Wallis was among 631 students selected from more than 5,200 student applicants, “which places the Critical Language Scholarship among some of the most competitive scholarship competitions in the United States,” according to the program website.
Program Stresses Intensive Language Instruction
The Critical Language Scholarship offers “summer language institutes overseas in thirteen critical need foreign languages,” providing fully-funded “intensive language instruction and structured cultural enrichment experiences for U.S. citizen undergraduate, Master’s and Ph.D. students.”
“I have Arabic lessons four hours each day, which includes three hours of Modern Standard Arabic and one hour Tunisian dialect,” Wallis reported. “The program is slightly more hours of classroom study than a student would receive in an academic year of Arabic at a university in the U.S.”

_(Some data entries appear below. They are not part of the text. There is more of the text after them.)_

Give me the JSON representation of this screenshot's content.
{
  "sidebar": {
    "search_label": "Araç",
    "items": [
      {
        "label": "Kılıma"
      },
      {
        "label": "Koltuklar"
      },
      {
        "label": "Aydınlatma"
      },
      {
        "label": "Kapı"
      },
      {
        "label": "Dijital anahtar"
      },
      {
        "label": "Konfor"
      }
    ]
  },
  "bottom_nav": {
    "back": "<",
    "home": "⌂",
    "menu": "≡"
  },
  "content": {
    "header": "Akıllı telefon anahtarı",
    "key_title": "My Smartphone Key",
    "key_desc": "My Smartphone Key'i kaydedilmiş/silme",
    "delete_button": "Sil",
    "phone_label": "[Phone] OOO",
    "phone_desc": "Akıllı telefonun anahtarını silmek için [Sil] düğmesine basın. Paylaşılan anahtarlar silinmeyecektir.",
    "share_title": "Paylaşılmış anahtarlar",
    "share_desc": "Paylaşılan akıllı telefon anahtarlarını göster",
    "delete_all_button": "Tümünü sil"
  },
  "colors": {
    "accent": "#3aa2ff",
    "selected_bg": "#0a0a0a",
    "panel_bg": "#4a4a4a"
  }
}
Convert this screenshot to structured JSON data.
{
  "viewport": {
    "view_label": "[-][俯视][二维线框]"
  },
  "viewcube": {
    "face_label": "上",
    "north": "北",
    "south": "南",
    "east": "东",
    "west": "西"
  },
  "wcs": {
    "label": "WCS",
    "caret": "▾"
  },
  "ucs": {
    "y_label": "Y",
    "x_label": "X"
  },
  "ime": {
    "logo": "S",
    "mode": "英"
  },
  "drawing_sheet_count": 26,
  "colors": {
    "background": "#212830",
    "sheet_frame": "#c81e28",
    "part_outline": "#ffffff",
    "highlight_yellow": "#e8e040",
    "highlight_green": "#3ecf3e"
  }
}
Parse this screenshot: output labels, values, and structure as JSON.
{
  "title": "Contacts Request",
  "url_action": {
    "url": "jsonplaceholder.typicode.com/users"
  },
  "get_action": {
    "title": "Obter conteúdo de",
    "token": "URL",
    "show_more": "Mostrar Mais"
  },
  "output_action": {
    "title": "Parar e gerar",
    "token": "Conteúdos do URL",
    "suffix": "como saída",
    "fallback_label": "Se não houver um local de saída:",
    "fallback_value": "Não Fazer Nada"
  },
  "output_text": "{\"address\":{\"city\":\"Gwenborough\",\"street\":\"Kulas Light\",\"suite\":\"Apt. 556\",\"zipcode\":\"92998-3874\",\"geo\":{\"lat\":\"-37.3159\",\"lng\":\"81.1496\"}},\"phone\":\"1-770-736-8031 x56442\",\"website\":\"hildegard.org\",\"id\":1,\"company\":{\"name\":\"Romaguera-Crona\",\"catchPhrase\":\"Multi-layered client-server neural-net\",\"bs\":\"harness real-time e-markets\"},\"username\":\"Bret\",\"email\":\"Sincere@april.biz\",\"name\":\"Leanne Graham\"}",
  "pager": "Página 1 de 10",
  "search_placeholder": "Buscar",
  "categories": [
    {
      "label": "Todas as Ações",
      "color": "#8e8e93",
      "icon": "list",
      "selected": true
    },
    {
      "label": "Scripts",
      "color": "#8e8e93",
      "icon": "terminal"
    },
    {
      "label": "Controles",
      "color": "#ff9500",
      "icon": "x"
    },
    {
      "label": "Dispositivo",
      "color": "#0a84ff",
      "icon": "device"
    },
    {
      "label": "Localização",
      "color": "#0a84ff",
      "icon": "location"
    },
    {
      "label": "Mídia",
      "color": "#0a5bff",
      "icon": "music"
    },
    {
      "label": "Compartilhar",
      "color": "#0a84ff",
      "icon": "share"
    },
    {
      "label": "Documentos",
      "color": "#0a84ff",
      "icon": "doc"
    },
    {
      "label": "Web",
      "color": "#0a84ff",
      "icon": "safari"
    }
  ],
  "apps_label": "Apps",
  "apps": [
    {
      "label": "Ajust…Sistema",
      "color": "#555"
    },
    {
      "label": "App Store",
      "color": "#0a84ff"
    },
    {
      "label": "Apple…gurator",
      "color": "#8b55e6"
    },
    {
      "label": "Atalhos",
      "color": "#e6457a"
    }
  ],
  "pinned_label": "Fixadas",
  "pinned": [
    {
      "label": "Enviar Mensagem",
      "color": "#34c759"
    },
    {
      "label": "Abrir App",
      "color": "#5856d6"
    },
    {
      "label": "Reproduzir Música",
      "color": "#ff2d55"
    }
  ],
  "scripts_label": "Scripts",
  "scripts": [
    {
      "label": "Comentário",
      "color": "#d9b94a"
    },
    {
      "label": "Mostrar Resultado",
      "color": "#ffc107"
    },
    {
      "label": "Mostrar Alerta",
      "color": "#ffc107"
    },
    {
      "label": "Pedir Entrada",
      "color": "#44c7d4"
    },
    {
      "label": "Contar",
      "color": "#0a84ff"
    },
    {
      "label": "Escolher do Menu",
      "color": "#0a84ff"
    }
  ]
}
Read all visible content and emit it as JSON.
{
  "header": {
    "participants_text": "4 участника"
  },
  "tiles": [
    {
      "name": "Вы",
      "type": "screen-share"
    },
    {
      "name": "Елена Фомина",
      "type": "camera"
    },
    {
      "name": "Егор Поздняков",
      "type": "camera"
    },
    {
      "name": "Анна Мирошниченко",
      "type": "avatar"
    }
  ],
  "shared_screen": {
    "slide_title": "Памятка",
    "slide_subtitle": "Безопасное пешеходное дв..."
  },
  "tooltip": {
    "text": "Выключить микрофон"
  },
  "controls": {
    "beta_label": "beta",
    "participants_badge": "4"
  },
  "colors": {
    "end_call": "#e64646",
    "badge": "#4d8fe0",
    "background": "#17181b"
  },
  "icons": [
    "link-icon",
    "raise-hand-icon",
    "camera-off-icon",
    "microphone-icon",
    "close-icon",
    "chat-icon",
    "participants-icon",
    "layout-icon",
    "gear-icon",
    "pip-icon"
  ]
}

“Being chosen for this competitive program is a wonderful honor and opportunity for Elise who will be one of the first students to graduate with a minor in BW’s new National Security track in International Studies next spring,” said Judy Krutky, Professor of Political Science and International Studies.
A typical day for Elise consists of waking up at 6 a.m., studying while eating breakfast, walking to school (about ten minutes from her host family’s home), taking Arabic class from 8:30 a.m. -1 p.m., then eating lunch, tutoring, and speaking practice in the afternoon until 4 p.m., and homework from 5 p.m. until midnight.
Demanding but "Enjoyable" Preparation for the Future
“While the academic facet of the program is quite demanding, the CLS faculty and staff really make learning the language both engaging and enjoyable,” Wallis said. Both Wallis and her BW professor agree that the diligence will pay dividends.
“By studying in Tunisia Elise will learn the language and culture of the country and will better understand the thinking of the people who started the popular demonstrations which marked the Arab Spring,” Krutky said. “This provides excellent preparation for graduate school or government services in a variety of areas.”
After two weeks managing the rigorous study schedule, Wallis is still enthusiastic about Tunisia and the program. “I love it here!” she said.